There are two recent pieces of news that exemplify the need for divestment on a structural level.
First–as I wrote before–Exxon announced that they were planning to disclose their carbon asset risk. But it remained to be seen whether or not Exxon would say that climate change posed a threat to their business. Well–lo and behold–they announced that climate legislation will probably not affect fossil fuel sales (and therefore profits). Unfortunately, that’s not surprising news. It means that Exxon is banking on the fact that political systems will fail to address (in any meaningful way) the greatest crisis that humanity has ever known. As representatives from As You Sow pointed out, Exxon is putting investors at risk by not even acknowledging the possibility of a “low carbon” economy.

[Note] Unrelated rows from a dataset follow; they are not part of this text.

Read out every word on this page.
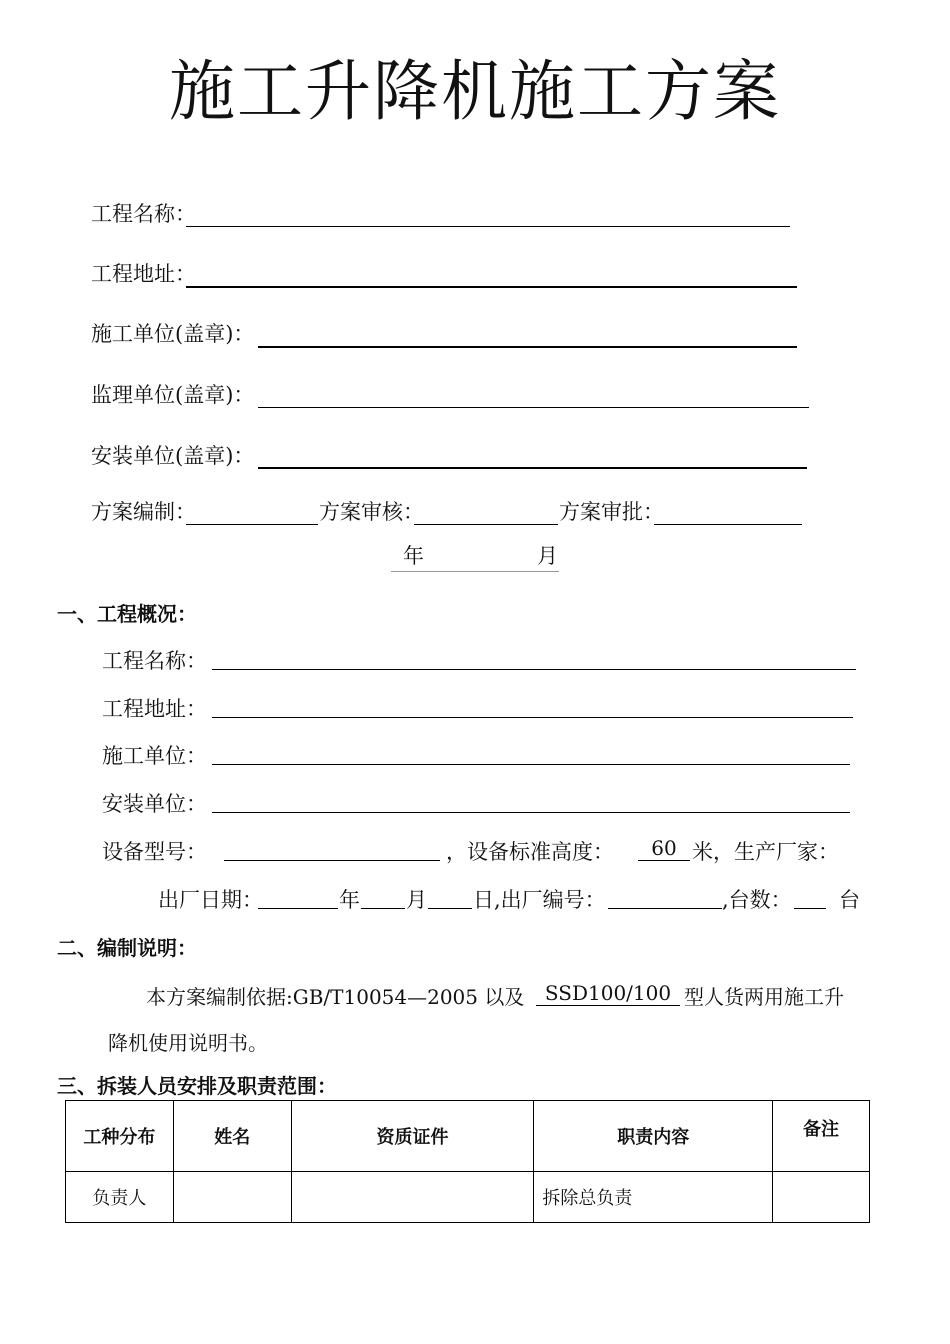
施工升降机施工方案
工程名称：
工程地址：
施工单位(盖章)：
监理单位(盖章)：
安装单位(盖章)：
方案编制：	方案审核：	方案审批：
年	月
一、工程概况：
工程名称：
工程地址：
施工单位：
安装单位：
设备型号：	，设备标准高度：	60 米，生产厂家：
出厂日期：	年 月 日,出厂编号：	,台数： 台
二、编制说明：
本方案编制依据:GB/T10054—2005 以及	SSD100/100 型人货两用施工升
降机使用说明书。
三、拆装人员安排及职责范围：
工种分布	姓名	资质证件	职责内容	备注
负责人			拆除总负责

Second, have you heard of the recent McCutcheon Supreme Court ruling? As HuffPo eloquently puts it: “McCutcheon v. FEC: Supreme Court Strikes Down Overall Limits On Campaign Contributions.” This was a victory for big money, giving credence to a twisted logic that dollars can speak louder than words. The Nation reported: “the justices who make up the court’s activist majority have opted for full-on plutocracy.”
My point here is that these two recent events have strengthened the need for fossil fuel divestment. Companies won’t change because they don’t think that governments will enact meaningful legislation that will curb carbon use. And the political system is increasingly clogged by special interests, getting further and further away from the possibility of a price on carbon.
We divest to stigmatize the fossil fuel companies and their anti-social behavior. We divest to build the most inclusive powerful movement in history than can take back our political system and fight for our futures.